I
did not actually have dengue, but I’ve been sick / exhausted for about
the last week with something that was probably just a flu sort of thing,
but resembled dengue with some of the symptoms. But I am finally on the
mend, poco a poco (bit by bit).
What a long, strange month it’s been. Too little work, too much time to think, but luckily plenty of stimulation to shake up my brain a bit. I’ve been a little vaga, out
of the place where I live quite a bit, more for work and Peace Corps
sanctioned reasons than not, but I still feel a bit weird about it.

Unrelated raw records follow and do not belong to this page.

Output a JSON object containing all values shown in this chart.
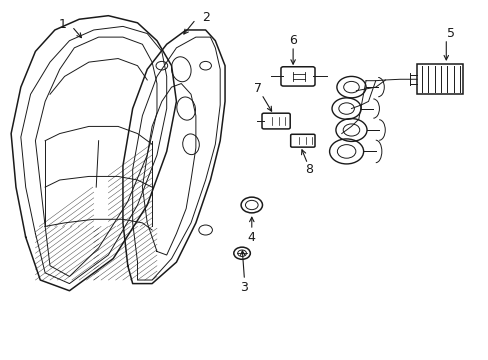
{
  "background_color": "#ffffff",
  "line_color": "#1a1a1a",
  "figsize": [
    4.89,
    3.6
  ],
  "dpi": 100,
  "lamp_outer": {
    "x": [
      0.05,
      0.03,
      0.02,
      0.04,
      0.08,
      0.13,
      0.2,
      0.28,
      0.33,
      0.36,
      0.37,
      0.35,
      0.3,
      0.22,
      0.14,
      0.08,
      0.05
    ],
    "y": [
      0.35,
      0.5,
      0.65,
      0.78,
      0.87,
      0.92,
      0.94,
      0.93,
      0.9,
      0.84,
      0.74,
      0.6,
      0.45,
      0.32,
      0.22,
      0.25,
      0.35
    ]
  },
  "lamp_inner1": {
    "x": [
      0.07,
      0.06,
      0.05,
      0.07,
      0.11,
      0.15,
      0.21,
      0.28,
      0.32,
      0.34,
      0.35,
      0.33,
      0.28,
      0.21,
      0.14,
      0.09,
      0.07
    ],
    "y": [
      0.37,
      0.5,
      0.63,
      0.75,
      0.84,
      0.89,
      0.91,
      0.9,
      0.87,
      0.81,
      0.72,
      0.59,
      0.46,
      0.34,
      0.25,
      0.27,
      0.37
    ]
  },
  "lamp_inner2": {
    "x": [
      0.09,
      0.08,
      0.08,
      0.1,
      0.13,
      0.17,
      0.22,
      0.27,
      0.31,
      0.33,
      0.34,
      0.32,
      0.27,
      0.21,
      0.15,
      0.1,
      0.09
    ],
    "y": [
      0.38,
      0.5,
      0.62,
      0.73,
      0.82,
      0.87,
      0.89,
      0.88,
      0.85,
      0.79,
      0.71,
      0.59,
      0.47,
      0.36,
      0.27,
      0.29,
      0.38
    ]
  },
  "housing_outer": {
    "x": [
      0.25,
      0.24,
      0.25,
      0.28,
      0.33,
      0.38,
      0.43,
      0.46,
      0.47,
      0.46,
      0.43,
      0.38,
      0.33,
      0.27,
      0.25
    ],
    "y": [
      0.27,
      0.45,
      0.63,
      0.78,
      0.88,
      0.93,
      0.93,
      0.87,
      0.75,
      0.62,
      0.48,
      0.34,
      0.24,
      0.22,
      0.27
    ]
  },
  "housing_inner": {
    "x": [
      0.27,
      0.26,
      0.27,
      0.3,
      0.34,
      0.39,
      0.43,
      0.45,
      0.46,
      0.44,
      0.42,
      0.37,
      0.32,
      0.28,
      0.27
    ],
    "y": [
      0.28,
      0.45,
      0.62,
      0.76,
      0.86,
      0.91,
      0.91,
      0.85,
      0.74,
      0.61,
      0.48,
      0.35,
      0.26,
      0.23,
      0.28
    ]
  }
}
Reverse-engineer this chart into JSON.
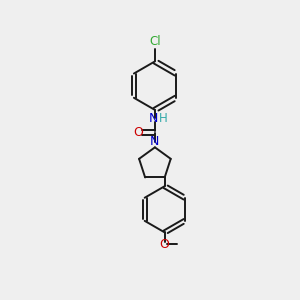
{
  "background_color": "#efefef",
  "bond_color": "#1a1a1a",
  "bond_width": 1.4,
  "N_color": "#0000cc",
  "O_color": "#cc0000",
  "Cl_color": "#33aa33",
  "H_color": "#33aaaa",
  "figsize": [
    3.0,
    3.0
  ],
  "dpi": 100,
  "xlim": [
    0,
    10
  ],
  "ylim": [
    0,
    10
  ]
}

Between school vacations, trainings for Peace Corps, teacher trainings,
national holiday, class cancelations that have logic in this country,
but not in my rational, orderly Anglo-Saxonized imaginings of what a
school schedule should be like, and illnesses, I’ve only taught about 5
days of class this month. Not to say that I haven’t been some sort of
busy, but I feel like my purpose has been shriveling up, bit by bit. I’m
waiting for a lluvia of ideas (brainstorm) that will revive it
again. Real storms have settled into a dreary rainy season routine in
one of the rainiest Julys on record, which has admittedly put a damper
on most everything, from my ability to think clearly, to mood and
movement.
The
reason I haven’t posted in nearly a month is that my computer was
stolen at some point during my travels. The thought of having to parse
my thoughts out in long hand and retype them seems to have dried up most
of my will to write. Hopefully, I’ll get the energy back for it again
soon.
I started this post wanting to recount where I’d been and what I’ve seen, but it doesn’t seem right somehow. For
one there is too much to tell, and secondly, a list of places seems
oddly divorced from what the experiences were actually like.

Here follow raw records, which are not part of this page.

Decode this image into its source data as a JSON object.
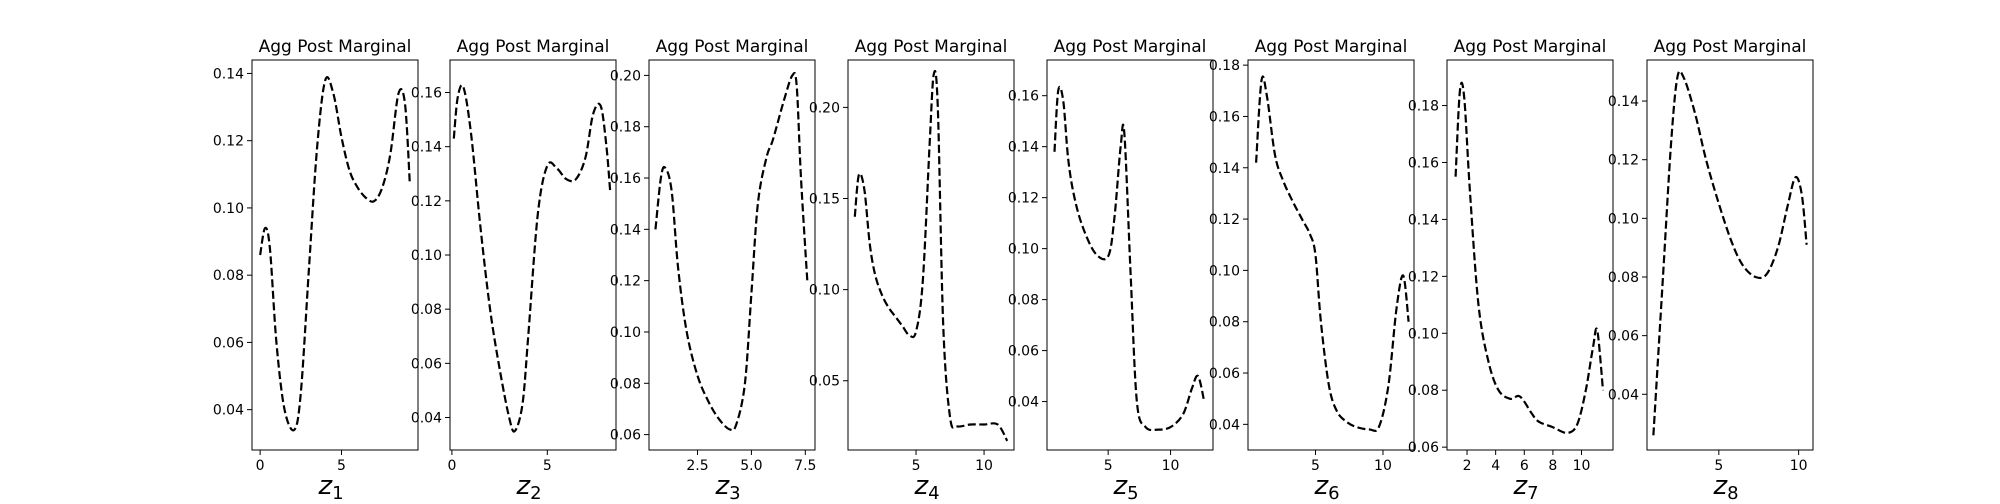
{
  "chart_data": [
    {
      "type": "line",
      "title": "Agg Post Marginal",
      "xlabel": {
        "var": "z",
        "sub": "1"
      },
      "xlim": [
        -0.5,
        9.7
      ],
      "ylim": [
        0.028,
        0.144
      ],
      "xticks": [
        {
          "v": 0,
          "label": "0"
        },
        {
          "v": 5,
          "label": "5"
        }
      ],
      "yticks": [
        {
          "v": 0.04,
          "label": "0.04"
        },
        {
          "v": 0.06,
          "label": "0.06"
        },
        {
          "v": 0.08,
          "label": "0.08"
        },
        {
          "v": 0.1,
          "label": "0.10"
        },
        {
          "v": 0.12,
          "label": "0.12"
        },
        {
          "v": 0.14,
          "label": "0.14"
        }
      ],
      "x": [
        0.0,
        0.3,
        0.6,
        1.0,
        1.5,
        2.1,
        2.5,
        3.0,
        3.5,
        4.0,
        4.5,
        5.0,
        5.5,
        6.0,
        6.5,
        7.0,
        7.5,
        8.0,
        8.5,
        8.9,
        9.2
      ],
      "y": [
        0.086,
        0.094,
        0.088,
        0.06,
        0.04,
        0.034,
        0.045,
        0.082,
        0.118,
        0.138,
        0.134,
        0.121,
        0.111,
        0.106,
        0.103,
        0.102,
        0.106,
        0.116,
        0.134,
        0.131,
        0.107
      ]
    },
    {
      "type": "line",
      "title": "Agg Post Marginal",
      "xlabel": {
        "var": "z",
        "sub": "2"
      },
      "xlim": [
        -0.1,
        8.6
      ],
      "ylim": [
        0.028,
        0.172
      ],
      "xticks": [
        {
          "v": 0,
          "label": "0"
        },
        {
          "v": 5,
          "label": "5"
        }
      ],
      "yticks": [
        {
          "v": 0.04,
          "label": "0.04"
        },
        {
          "v": 0.06,
          "label": "0.06"
        },
        {
          "v": 0.08,
          "label": "0.08"
        },
        {
          "v": 0.1,
          "label": "0.10"
        },
        {
          "v": 0.12,
          "label": "0.12"
        },
        {
          "v": 0.14,
          "label": "0.14"
        },
        {
          "v": 0.16,
          "label": "0.16"
        }
      ],
      "x": [
        0.1,
        0.3,
        0.6,
        1.0,
        1.5,
        2.0,
        2.5,
        3.0,
        3.3,
        3.7,
        4.0,
        4.5,
        5.0,
        5.5,
        6.0,
        6.5,
        7.0,
        7.4,
        7.8,
        8.1,
        8.3
      ],
      "y": [
        0.143,
        0.158,
        0.162,
        0.145,
        0.11,
        0.08,
        0.058,
        0.04,
        0.035,
        0.045,
        0.07,
        0.115,
        0.133,
        0.132,
        0.128,
        0.128,
        0.136,
        0.152,
        0.155,
        0.14,
        0.123
      ]
    },
    {
      "type": "line",
      "title": "Agg Post Marginal",
      "xlabel": {
        "var": "z",
        "sub": "3"
      },
      "xlim": [
        0.25,
        7.95
      ],
      "ylim": [
        0.054,
        0.206
      ],
      "xticks": [
        {
          "v": 2.5,
          "label": "2.5"
        },
        {
          "v": 5.0,
          "label": "5.0"
        },
        {
          "v": 7.5,
          "label": "7.5"
        }
      ],
      "yticks": [
        {
          "v": 0.06,
          "label": "0.06"
        },
        {
          "v": 0.08,
          "label": "0.08"
        },
        {
          "v": 0.1,
          "label": "0.10"
        },
        {
          "v": 0.12,
          "label": "0.12"
        },
        {
          "v": 0.14,
          "label": "0.14"
        },
        {
          "v": 0.16,
          "label": "0.16"
        },
        {
          "v": 0.18,
          "label": "0.18"
        },
        {
          "v": 0.2,
          "label": "0.20"
        }
      ],
      "x": [
        0.55,
        0.8,
        1.0,
        1.3,
        1.6,
        2.0,
        2.5,
        3.0,
        3.5,
        4.0,
        4.3,
        4.7,
        5.0,
        5.3,
        5.7,
        6.0,
        6.5,
        6.9,
        7.1,
        7.3,
        7.6
      ],
      "y": [
        0.14,
        0.16,
        0.164,
        0.155,
        0.125,
        0.1,
        0.083,
        0.073,
        0.066,
        0.062,
        0.064,
        0.08,
        0.115,
        0.15,
        0.168,
        0.175,
        0.19,
        0.2,
        0.196,
        0.16,
        0.119
      ]
    },
    {
      "type": "line",
      "title": "Agg Post Marginal",
      "xlabel": {
        "var": "z",
        "sub": "4"
      },
      "xlim": [
        0.0,
        12.2
      ],
      "ylim": [
        0.012,
        0.226
      ],
      "xticks": [
        {
          "v": 5,
          "label": "5"
        },
        {
          "v": 10,
          "label": "10"
        }
      ],
      "yticks": [
        {
          "v": 0.05,
          "label": "0.05"
        },
        {
          "v": 0.1,
          "label": "0.10"
        },
        {
          "v": 0.15,
          "label": "0.15"
        },
        {
          "v": 0.2,
          "label": "0.20"
        }
      ],
      "x": [
        0.5,
        0.8,
        1.2,
        1.6,
        2.0,
        2.5,
        3.0,
        3.5,
        4.0,
        4.5,
        5.0,
        5.5,
        6.0,
        6.3,
        6.6,
        7.0,
        7.5,
        8.0,
        9.0,
        10.0,
        11.0,
        11.7
      ],
      "y": [
        0.14,
        0.163,
        0.155,
        0.125,
        0.108,
        0.097,
        0.09,
        0.085,
        0.08,
        0.075,
        0.077,
        0.105,
        0.18,
        0.218,
        0.2,
        0.08,
        0.03,
        0.025,
        0.026,
        0.026,
        0.026,
        0.017
      ]
    },
    {
      "type": "line",
      "title": "Agg Post Marginal",
      "xlabel": {
        "var": "z",
        "sub": "5"
      },
      "xlim": [
        0.1,
        13.4
      ],
      "ylim": [
        0.021,
        0.174
      ],
      "xticks": [
        {
          "v": 5,
          "label": "5"
        },
        {
          "v": 10,
          "label": "10"
        }
      ],
      "yticks": [
        {
          "v": 0.04,
          "label": "0.04"
        },
        {
          "v": 0.06,
          "label": "0.06"
        },
        {
          "v": 0.08,
          "label": "0.08"
        },
        {
          "v": 0.1,
          "label": "0.10"
        },
        {
          "v": 0.12,
          "label": "0.12"
        },
        {
          "v": 0.14,
          "label": "0.14"
        },
        {
          "v": 0.16,
          "label": "0.16"
        }
      ],
      "x": [
        0.7,
        1.0,
        1.4,
        1.8,
        2.3,
        3.0,
        4.0,
        5.0,
        5.5,
        6.0,
        6.3,
        6.8,
        7.3,
        8.0,
        9.0,
        10.0,
        11.0,
        11.7,
        12.2,
        12.7
      ],
      "y": [
        0.138,
        0.162,
        0.158,
        0.135,
        0.12,
        0.108,
        0.098,
        0.097,
        0.112,
        0.14,
        0.145,
        0.09,
        0.04,
        0.03,
        0.029,
        0.03,
        0.035,
        0.045,
        0.05,
        0.04
      ]
    },
    {
      "type": "line",
      "title": "Agg Post Marginal",
      "xlabel": {
        "var": "z",
        "sub": "6"
      },
      "xlim": [
        0.0,
        12.3
      ],
      "ylim": [
        0.03,
        0.182
      ],
      "xticks": [
        {
          "v": 5,
          "label": "5"
        },
        {
          "v": 10,
          "label": "10"
        }
      ],
      "yticks": [
        {
          "v": 0.04,
          "label": "0.04"
        },
        {
          "v": 0.06,
          "label": "0.06"
        },
        {
          "v": 0.08,
          "label": "0.08"
        },
        {
          "v": 0.1,
          "label": "0.10"
        },
        {
          "v": 0.12,
          "label": "0.12"
        },
        {
          "v": 0.14,
          "label": "0.14"
        },
        {
          "v": 0.16,
          "label": "0.16"
        },
        {
          "v": 0.18,
          "label": "0.18"
        }
      ],
      "x": [
        0.6,
        1.0,
        1.4,
        2.0,
        2.6,
        3.3,
        4.0,
        4.6,
        5.0,
        5.4,
        6.0,
        6.6,
        7.3,
        8.0,
        9.0,
        9.7,
        10.4,
        11.0,
        11.5,
        11.9
      ],
      "y": [
        0.142,
        0.174,
        0.168,
        0.145,
        0.135,
        0.127,
        0.12,
        0.114,
        0.106,
        0.08,
        0.055,
        0.045,
        0.041,
        0.039,
        0.038,
        0.039,
        0.055,
        0.085,
        0.098,
        0.08
      ]
    },
    {
      "type": "line",
      "title": "Agg Post Marginal",
      "xlabel": {
        "var": "z",
        "sub": "7"
      },
      "xlim": [
        0.6,
        12.2
      ],
      "ylim": [
        0.059,
        0.196
      ],
      "xticks": [
        {
          "v": 2,
          "label": "2"
        },
        {
          "v": 4,
          "label": "4"
        },
        {
          "v": 6,
          "label": "6"
        },
        {
          "v": 8,
          "label": "8"
        },
        {
          "v": 10,
          "label": "10"
        }
      ],
      "yticks": [
        {
          "v": 0.06,
          "label": "0.06"
        },
        {
          "v": 0.08,
          "label": "0.08"
        },
        {
          "v": 0.1,
          "label": "0.10"
        },
        {
          "v": 0.12,
          "label": "0.12"
        },
        {
          "v": 0.14,
          "label": "0.14"
        },
        {
          "v": 0.16,
          "label": "0.16"
        },
        {
          "v": 0.18,
          "label": "0.18"
        }
      ],
      "x": [
        1.2,
        1.5,
        1.8,
        2.2,
        2.8,
        3.5,
        4.2,
        5.0,
        5.6,
        6.0,
        6.5,
        7.0,
        8.0,
        9.0,
        9.7,
        10.3,
        10.8,
        11.1,
        11.5
      ],
      "y": [
        0.155,
        0.185,
        0.183,
        0.15,
        0.11,
        0.09,
        0.08,
        0.077,
        0.078,
        0.076,
        0.072,
        0.069,
        0.067,
        0.065,
        0.068,
        0.08,
        0.095,
        0.101,
        0.08
      ]
    },
    {
      "type": "line",
      "title": "Agg Post Marginal",
      "xlabel": {
        "var": "z",
        "sub": "8"
      },
      "xlim": [
        0.5,
        10.9
      ],
      "ylim": [
        0.021,
        0.154
      ],
      "xticks": [
        {
          "v": 5,
          "label": "5"
        },
        {
          "v": 10,
          "label": "10"
        }
      ],
      "yticks": [
        {
          "v": 0.04,
          "label": "0.04"
        },
        {
          "v": 0.06,
          "label": "0.06"
        },
        {
          "v": 0.08,
          "label": "0.08"
        },
        {
          "v": 0.1,
          "label": "0.10"
        },
        {
          "v": 0.12,
          "label": "0.12"
        },
        {
          "v": 0.14,
          "label": "0.14"
        }
      ],
      "x": [
        0.9,
        1.5,
        2.0,
        2.4,
        2.8,
        3.5,
        4.2,
        5.0,
        5.8,
        6.5,
        7.3,
        8.0,
        8.7,
        9.3,
        9.8,
        10.2,
        10.5
      ],
      "y": [
        0.026,
        0.08,
        0.125,
        0.148,
        0.148,
        0.136,
        0.12,
        0.105,
        0.092,
        0.084,
        0.08,
        0.081,
        0.09,
        0.104,
        0.114,
        0.108,
        0.091
      ]
    }
  ]
}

It’s a pity, because I feel like I have a lot to actually reflect on for once, but asi es. No tengo tiempo ni tintas para todos
(I don’t have time or ink for everyone.) Not to capture the adventures
with my fellow Peace Corps volunteers who’ve become like a family of
sorts, or the dedication and wisdom of our counterpart Nicaraguan
English teachers. I don’t have the time to tell fully of the colorful
figures of travel and daily life, like the fisherman on the beach in
Pochomil who tried to sell me crab, or for the guide at the Museum of
the Revolution in Leon who talked to me about every aspect of his life
for 3 hours, or the neighborhood children and our new reading routine or
about the time I got into a public argument with a counterpart about
the meanings of catcalling and machismo.
No
time to reflect on art and culture, tourism as colonization (albeit a
tasty and delightful one), about my growing frustrations with organized
religion, about how history is all too easy to erase from a landscape,
about resilience, about how patience is harder to cultivate than I
thought it would be, about how it is easy it is to understand less about
a place the more time you spend there, rather than more.
Maybe someday I’ll get the words out and tell the stories rightly, if I can even rightly lay claim to them as my own.